Wednesday, August 7, 2013

The Tug of the Tiber

I was talking with a friend about an interesting issue: thinking evangelicals, tired of shallow churches and hollow worship, wind their way to Rome.  Now, I know that 'data' is not the plural of 'anecdote', but we (and our circle of friends and acquaintances) had been seeing this trend for a few years, at least.  It's a challenge to the Reformed churches, because maybe a decade ago it seemed like they were the leading destination for mainline evangelicals seeking depth and solidity (such as myself).

First, a few thoughts on Rome.  She is doubtless a Christian church, affirming the same Trinue God, revealed in Jesus of Nazareth, the Christ, who died to redeem fallen sinners.  She is also (to me) a very wayward church, allowing (in the Lumen Gentium) quite a bit more than I am persuaded the Bible allows regarding sincerity being soteric, irrespective of a personal relationship with Jesus, and there are many other points of departure I could note, not least the council of Trent, the Mass, the canon, and the sacraments (the reasons for Protestants in the first place).  But boy oh boy has she got looks.

Celibate priests (except the ex-Anglicans, ahem), beautiful architecture, history, glory, incense, hushed prayers, art, charity, theology, and now an admirably humble pope who seems to want simply to do good in the world.  Above all, the claim to "true catholicity" by dint of her worldwide presence and (supposed) uninterrupted succession.

So when the music fades and all is stripped away, when the jokes from the plexi-pulpit have grated through the speakers, when the inch-deep self-esteem teaching is threadbare, where to go to worship God?

To the reformed churches?  Those quibbling denominational d-bags?  They are like bacteria, they just keep dividing.  Plus, they only care about head knowledge.

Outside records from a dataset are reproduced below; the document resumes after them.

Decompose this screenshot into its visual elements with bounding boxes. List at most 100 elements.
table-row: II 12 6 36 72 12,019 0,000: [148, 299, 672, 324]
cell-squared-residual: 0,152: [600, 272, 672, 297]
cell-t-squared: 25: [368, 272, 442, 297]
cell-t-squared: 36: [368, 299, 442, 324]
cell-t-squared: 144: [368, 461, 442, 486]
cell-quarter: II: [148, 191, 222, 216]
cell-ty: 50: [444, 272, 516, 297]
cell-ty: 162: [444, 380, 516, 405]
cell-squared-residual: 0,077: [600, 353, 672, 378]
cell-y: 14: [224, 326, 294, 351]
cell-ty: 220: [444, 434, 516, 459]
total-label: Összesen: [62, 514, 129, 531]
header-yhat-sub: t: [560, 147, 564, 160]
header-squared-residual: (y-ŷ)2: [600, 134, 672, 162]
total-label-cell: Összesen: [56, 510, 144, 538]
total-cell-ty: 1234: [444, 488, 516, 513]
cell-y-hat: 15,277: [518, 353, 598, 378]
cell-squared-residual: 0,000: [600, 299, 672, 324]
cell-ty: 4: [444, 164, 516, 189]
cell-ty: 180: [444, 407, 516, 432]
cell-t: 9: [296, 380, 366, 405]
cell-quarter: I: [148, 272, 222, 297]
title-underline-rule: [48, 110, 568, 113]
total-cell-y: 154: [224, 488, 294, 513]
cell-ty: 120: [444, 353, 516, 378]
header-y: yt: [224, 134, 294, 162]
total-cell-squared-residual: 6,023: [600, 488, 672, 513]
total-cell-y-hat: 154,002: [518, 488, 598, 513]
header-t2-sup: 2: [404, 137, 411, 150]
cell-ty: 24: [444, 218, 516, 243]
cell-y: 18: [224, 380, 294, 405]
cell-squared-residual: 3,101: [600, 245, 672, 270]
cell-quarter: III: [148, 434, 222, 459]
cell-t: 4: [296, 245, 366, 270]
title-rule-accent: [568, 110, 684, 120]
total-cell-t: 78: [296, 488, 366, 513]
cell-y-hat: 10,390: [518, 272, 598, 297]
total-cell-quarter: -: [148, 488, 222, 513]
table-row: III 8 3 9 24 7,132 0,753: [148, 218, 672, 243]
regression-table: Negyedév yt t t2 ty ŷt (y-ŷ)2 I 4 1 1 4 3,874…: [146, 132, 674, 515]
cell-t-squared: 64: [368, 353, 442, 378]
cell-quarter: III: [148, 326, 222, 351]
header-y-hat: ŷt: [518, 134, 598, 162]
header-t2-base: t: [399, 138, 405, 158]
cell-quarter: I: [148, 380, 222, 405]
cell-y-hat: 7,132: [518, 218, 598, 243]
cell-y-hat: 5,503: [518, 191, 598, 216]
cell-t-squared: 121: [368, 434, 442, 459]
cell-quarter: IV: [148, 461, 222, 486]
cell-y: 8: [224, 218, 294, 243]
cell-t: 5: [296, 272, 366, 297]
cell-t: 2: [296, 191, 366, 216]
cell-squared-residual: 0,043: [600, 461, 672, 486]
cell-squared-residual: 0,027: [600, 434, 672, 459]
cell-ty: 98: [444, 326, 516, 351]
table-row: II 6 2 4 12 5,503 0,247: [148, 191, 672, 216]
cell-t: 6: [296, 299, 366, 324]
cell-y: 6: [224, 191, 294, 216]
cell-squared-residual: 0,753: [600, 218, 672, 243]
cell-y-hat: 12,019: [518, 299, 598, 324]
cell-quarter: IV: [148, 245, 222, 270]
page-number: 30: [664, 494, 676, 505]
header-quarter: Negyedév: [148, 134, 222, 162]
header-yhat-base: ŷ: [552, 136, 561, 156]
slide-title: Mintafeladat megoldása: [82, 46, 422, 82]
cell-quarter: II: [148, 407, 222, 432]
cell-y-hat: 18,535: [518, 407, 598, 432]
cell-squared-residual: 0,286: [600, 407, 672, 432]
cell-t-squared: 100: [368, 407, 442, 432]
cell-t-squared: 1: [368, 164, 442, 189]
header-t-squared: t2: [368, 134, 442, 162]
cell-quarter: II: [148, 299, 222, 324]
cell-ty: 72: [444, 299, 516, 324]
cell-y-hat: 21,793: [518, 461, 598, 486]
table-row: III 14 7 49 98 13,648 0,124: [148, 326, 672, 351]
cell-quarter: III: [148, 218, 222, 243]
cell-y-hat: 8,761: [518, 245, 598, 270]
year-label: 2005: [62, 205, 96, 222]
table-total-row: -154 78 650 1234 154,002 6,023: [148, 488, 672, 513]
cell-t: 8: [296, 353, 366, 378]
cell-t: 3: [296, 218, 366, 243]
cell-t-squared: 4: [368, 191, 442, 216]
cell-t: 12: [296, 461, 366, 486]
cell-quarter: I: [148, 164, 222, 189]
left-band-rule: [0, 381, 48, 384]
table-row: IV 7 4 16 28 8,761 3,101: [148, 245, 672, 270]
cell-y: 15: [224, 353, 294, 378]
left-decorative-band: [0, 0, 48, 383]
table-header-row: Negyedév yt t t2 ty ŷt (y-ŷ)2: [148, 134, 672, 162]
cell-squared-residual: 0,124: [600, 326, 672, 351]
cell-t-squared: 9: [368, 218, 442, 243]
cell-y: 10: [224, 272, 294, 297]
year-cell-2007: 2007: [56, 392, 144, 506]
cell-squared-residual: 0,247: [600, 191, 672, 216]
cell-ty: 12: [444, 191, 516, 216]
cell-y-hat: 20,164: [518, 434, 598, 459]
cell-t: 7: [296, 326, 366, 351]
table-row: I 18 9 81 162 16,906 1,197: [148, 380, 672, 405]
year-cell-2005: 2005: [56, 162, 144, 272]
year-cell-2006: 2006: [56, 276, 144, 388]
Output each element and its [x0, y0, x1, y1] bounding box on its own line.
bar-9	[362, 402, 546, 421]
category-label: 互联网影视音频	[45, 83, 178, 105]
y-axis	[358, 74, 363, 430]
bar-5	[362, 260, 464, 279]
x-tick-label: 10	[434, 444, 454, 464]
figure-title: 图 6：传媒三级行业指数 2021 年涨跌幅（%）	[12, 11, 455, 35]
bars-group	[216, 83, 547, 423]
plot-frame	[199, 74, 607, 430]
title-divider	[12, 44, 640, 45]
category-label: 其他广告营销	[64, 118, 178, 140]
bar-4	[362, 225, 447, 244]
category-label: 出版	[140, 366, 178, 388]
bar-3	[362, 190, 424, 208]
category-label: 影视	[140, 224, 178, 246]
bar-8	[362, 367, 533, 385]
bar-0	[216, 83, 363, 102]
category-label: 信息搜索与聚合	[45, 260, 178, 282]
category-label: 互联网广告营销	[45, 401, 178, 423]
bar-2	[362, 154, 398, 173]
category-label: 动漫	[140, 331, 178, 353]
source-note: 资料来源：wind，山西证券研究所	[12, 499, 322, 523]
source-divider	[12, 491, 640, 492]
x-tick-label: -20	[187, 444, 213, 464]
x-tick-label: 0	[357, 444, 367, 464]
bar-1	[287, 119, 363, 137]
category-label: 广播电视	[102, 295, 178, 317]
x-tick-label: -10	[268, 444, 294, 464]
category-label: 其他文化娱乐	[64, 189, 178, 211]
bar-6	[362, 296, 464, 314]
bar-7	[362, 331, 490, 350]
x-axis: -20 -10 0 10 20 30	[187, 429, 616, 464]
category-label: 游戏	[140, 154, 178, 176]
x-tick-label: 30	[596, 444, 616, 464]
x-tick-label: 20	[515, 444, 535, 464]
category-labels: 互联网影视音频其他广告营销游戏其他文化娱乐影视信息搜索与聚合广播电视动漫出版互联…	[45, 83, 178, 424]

No, safety and substance are held out by Rome, along with the promise of absolution provided you trust the church to dispense it.

Hits the spot, no?

No less, the reformed arguments against Rome frequently have the ring of dismissiveness (pooh, Rome?  that old bag?), or else they argue historic issues on which Rome has sidestepped (Justification by faith alone! Luther got rehabilitated, OK?). 

What is needed in the reformed churches is a freshly reasoned, accurate, and above all charitable counterargument to the lure of Rome.  Your mom always knew that you would catch more flies with honey than with vinegar, and especially when making a case to a potential Rome-ward bound person, attacks are not the answer.  Understand the criticisms and the draws, there are real problems in every church, including the reformed camp, and there are strengths in many places, too.

A specific concern: unity and historicity.  Rome's succession story is a-historical, to say the least.  Look up the investiture controversy and look at the early church.  Rome's touted unity is given the lie by competing factions within the church and by the existence of, among others, Copts, Eastern and Russian Orthordox, to say nothing of Protestantism (kicked out by Rome, but now accepted as "wayward brothers").

A general concern: the word of God.  Is God's word subject to the church, or vice-versa?  It troubles me that many of the American evangelicals who are migrating to Rome have probably not reckoned with their forfeiture of a very deeply held Protestant/American religious conviction: the right to interpret Scripture.  Clearly, the church (broadly speaking) has a history and system of interpretation that is useful, frequently correct, and not to be ignored, but on matters of dissension, may not a man prayerfully submit to the Word as he reads it?  Not in Rome.

A difficult charge: the reformed are not charitable.  Too often true, but that's not to say there's something wrong with reformed theology in general.  Properly understood theology works itself out in real life.  Really believe that only God knows who will be saved?  Then you will probably take every chance to share the gospel.  Who knows?  God may use you today.  Really think that true Christians are preserved and persevere to the end?  Then get persevering!  Really believe in the inerrancy of Scripture?  Then "why do you call me Lord, Lord, and not do what I command?"  Here is a call to charity.  If you don't want people to think of your church as cold, then be warm yourself.  It's contagious.

To conclude, it is silly to dismiss Rome, especially with such an engaging pontiff as the man who currently claims the Holy See.  Let us rather work to make the Biblical arguments upon which reformed theology is built, and offer them in a spirit of charity, trusting that by God's grace, those who seek substance will find it in the Word of God, and let's be there, too.